What success stories can you share? In what ministries of your parish is “discipleship thinking” the norm? In what areas is Christian discipleship not yet the standard for ministry?

At the beginning of the chapter, I confess, I was experiencing real feelings of jealousy as I read about the dynamic parish the author described. The pews are full! The kids are there! Everyone’s engaged! Why can’t my parish have that?

I started thinking about the capital campaign that my parish is currently running. In the parish described in chapter 3, that wouldn’t even be an issue. Of course, the parish described in chapter 3 has not just gone through a parish merger within the last 5 years. Want to mess with people’s connection to the Church? Merge (or close) their parish. There has to be a better way.

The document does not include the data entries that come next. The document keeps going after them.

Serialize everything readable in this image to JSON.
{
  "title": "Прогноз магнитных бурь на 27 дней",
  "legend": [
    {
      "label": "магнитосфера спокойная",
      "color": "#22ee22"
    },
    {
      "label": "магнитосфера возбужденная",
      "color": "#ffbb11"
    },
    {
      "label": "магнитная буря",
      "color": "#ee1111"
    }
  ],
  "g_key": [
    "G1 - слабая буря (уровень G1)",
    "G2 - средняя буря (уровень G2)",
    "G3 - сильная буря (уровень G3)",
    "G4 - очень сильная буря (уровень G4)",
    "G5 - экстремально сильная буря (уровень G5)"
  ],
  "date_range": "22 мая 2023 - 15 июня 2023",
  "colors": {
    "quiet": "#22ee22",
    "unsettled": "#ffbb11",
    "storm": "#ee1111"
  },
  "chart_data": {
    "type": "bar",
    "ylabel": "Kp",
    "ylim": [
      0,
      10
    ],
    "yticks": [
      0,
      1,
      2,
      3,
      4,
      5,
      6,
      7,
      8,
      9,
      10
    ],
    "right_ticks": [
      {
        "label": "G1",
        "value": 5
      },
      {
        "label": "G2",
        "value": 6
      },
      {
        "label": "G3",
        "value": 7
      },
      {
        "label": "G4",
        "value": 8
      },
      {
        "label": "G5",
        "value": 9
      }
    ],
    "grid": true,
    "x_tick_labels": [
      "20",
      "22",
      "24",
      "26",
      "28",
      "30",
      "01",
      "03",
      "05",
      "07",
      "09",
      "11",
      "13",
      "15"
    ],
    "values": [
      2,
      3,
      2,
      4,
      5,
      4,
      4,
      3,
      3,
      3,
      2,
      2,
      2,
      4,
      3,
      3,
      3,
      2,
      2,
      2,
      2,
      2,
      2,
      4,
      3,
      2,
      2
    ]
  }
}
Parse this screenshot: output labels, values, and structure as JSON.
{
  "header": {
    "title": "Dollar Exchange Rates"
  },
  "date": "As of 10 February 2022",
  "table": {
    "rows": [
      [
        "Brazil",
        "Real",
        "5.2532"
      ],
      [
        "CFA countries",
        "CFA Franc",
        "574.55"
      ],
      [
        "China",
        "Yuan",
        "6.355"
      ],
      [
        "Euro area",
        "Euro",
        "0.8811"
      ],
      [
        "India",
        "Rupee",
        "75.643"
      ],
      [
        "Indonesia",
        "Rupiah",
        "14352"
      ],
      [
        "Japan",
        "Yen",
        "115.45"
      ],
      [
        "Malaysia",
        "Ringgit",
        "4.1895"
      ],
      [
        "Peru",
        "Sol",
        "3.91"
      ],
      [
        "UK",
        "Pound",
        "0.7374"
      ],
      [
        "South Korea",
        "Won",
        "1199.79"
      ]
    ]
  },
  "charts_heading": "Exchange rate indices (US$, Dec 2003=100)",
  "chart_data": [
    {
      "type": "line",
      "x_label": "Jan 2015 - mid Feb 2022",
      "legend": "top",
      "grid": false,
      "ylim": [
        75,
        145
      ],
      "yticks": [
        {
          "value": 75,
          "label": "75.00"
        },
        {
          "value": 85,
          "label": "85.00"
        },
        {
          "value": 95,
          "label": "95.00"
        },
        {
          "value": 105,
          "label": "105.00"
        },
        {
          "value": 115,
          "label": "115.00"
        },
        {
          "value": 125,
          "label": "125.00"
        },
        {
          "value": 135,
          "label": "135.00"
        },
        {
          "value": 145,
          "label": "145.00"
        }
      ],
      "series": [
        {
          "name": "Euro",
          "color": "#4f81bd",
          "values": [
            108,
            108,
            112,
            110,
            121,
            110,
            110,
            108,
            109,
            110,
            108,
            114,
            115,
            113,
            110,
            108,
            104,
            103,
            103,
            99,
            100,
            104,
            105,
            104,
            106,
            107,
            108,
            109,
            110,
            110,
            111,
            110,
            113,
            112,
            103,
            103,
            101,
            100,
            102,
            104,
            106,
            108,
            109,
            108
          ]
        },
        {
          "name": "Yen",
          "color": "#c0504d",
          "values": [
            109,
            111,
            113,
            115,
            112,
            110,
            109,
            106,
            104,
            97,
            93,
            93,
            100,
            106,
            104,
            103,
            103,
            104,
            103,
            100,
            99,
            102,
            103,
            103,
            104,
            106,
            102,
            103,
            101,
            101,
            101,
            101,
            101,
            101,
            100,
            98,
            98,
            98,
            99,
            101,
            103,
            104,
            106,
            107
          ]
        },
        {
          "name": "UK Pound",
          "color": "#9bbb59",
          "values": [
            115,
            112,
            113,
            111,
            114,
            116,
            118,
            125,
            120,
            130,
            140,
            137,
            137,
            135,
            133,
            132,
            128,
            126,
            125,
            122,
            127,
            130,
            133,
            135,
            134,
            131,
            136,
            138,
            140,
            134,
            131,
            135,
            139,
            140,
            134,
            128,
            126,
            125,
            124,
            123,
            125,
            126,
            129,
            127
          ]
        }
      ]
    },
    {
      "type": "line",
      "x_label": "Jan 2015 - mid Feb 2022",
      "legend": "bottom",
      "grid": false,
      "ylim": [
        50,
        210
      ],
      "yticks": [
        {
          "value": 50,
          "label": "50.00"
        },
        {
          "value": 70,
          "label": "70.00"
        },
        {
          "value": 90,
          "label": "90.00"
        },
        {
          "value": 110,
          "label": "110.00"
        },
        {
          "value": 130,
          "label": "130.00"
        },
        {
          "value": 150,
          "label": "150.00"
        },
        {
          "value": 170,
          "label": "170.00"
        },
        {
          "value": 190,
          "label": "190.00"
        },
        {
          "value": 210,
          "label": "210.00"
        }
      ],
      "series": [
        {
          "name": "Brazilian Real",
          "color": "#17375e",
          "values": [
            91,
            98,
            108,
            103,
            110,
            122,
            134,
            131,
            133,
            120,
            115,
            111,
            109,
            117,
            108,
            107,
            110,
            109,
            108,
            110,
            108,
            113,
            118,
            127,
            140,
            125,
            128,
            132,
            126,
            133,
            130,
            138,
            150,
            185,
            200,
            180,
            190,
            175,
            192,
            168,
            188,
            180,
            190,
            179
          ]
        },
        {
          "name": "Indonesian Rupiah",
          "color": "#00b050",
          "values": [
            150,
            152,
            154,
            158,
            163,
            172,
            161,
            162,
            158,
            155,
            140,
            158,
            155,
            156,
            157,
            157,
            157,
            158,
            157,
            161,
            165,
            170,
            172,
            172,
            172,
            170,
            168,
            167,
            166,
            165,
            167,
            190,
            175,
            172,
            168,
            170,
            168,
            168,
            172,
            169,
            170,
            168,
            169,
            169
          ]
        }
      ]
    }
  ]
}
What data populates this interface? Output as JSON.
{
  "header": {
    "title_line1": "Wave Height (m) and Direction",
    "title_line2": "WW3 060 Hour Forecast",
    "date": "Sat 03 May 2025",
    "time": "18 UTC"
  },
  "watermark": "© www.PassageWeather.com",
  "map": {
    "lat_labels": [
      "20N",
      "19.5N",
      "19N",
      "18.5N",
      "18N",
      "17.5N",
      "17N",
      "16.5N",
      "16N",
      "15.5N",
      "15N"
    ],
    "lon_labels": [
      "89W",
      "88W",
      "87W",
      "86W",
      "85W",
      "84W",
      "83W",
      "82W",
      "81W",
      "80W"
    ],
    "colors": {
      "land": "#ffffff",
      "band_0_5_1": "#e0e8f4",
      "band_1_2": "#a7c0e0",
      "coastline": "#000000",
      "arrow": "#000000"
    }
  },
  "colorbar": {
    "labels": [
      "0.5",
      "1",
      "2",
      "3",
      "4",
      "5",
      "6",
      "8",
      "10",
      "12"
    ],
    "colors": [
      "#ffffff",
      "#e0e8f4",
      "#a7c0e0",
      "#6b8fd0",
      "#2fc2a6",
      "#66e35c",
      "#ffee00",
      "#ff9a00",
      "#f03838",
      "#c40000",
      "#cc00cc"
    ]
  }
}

I think our parish has weathered the storm better than many others in the area, but it has been difficult in many ways and, yes, many people have walked away.

But then I started thinking about “charism.” On page 92, “charism” is described as a “‘gratuitious grace’ given to a member of the body of Christ to empower him or her to build up the Church and to witness Christ to the world.” And I started thinking about what’s on my calendar for tonight.

My charism is music. Music, for me, is a way to serve, a way to pray, a way to build community. When I was a fourth-grader beginning piano lessons, my music teacher encouraged all her students to occasionally come with her to the Masses she played at a local parish. She would play the organ, and we children would sing. Two songs that were always on the menu:  “Seek Ye First” and “All Creatures of Our God and King.” In harmony–with almost no rehearsal. I was blessed to have the experience, at the age of 9, 10, 11 years old, of using song as a form of worship. I have never stopped.

For over 30 years I have been part of folk groups–at the various parishes where I’ve lived and at the music ministries of 3 universities. In my current parish, I believe that our folk group has become for me (and I hope for others) a means to discipleship.

Folk groups are not the most popular ensembles for church music these days. And I will be the first to admit that there are times when we are not as reverent as we could and should be. However, we know what we are there to do, and we take that very seriously. We are not there to perform for the priest, the congregation, or for God. We are there to lead the congregation in sung prayer.

When we get together for our Wednesday night practice (also known as folk-group therapy) we are intentional about making sure the hymns we use are accessible to the assembly. Sometimes that means we transpose the music. Sometimes that means we rearrange the hymn selection within the Mass, or swap out one hymn for another as needed. We smile when we see little kids dancing in the pews to the entrance hymn. That means they are feeling the joy that we feel as we play and sing. Our goal is always to sing it like we mean it–and to inspire the assembly to do the same. When people approach us and tell us that we make it easy for them to be able to sing at Mass, we know we are doing our job.

I am blessed to be part of the folk group at my parish. We make a commitment to get together to rehearse each week. During that rehearsal, we practice the music. We discuss the lyrics. We share what we do (or do not) like about particular hymns. All of that makes us better musicians and better ministers. We also laugh together (a lot) and even cry together. Our bond has made us better friends and better ministers.

Hopefully it is making us better disciples.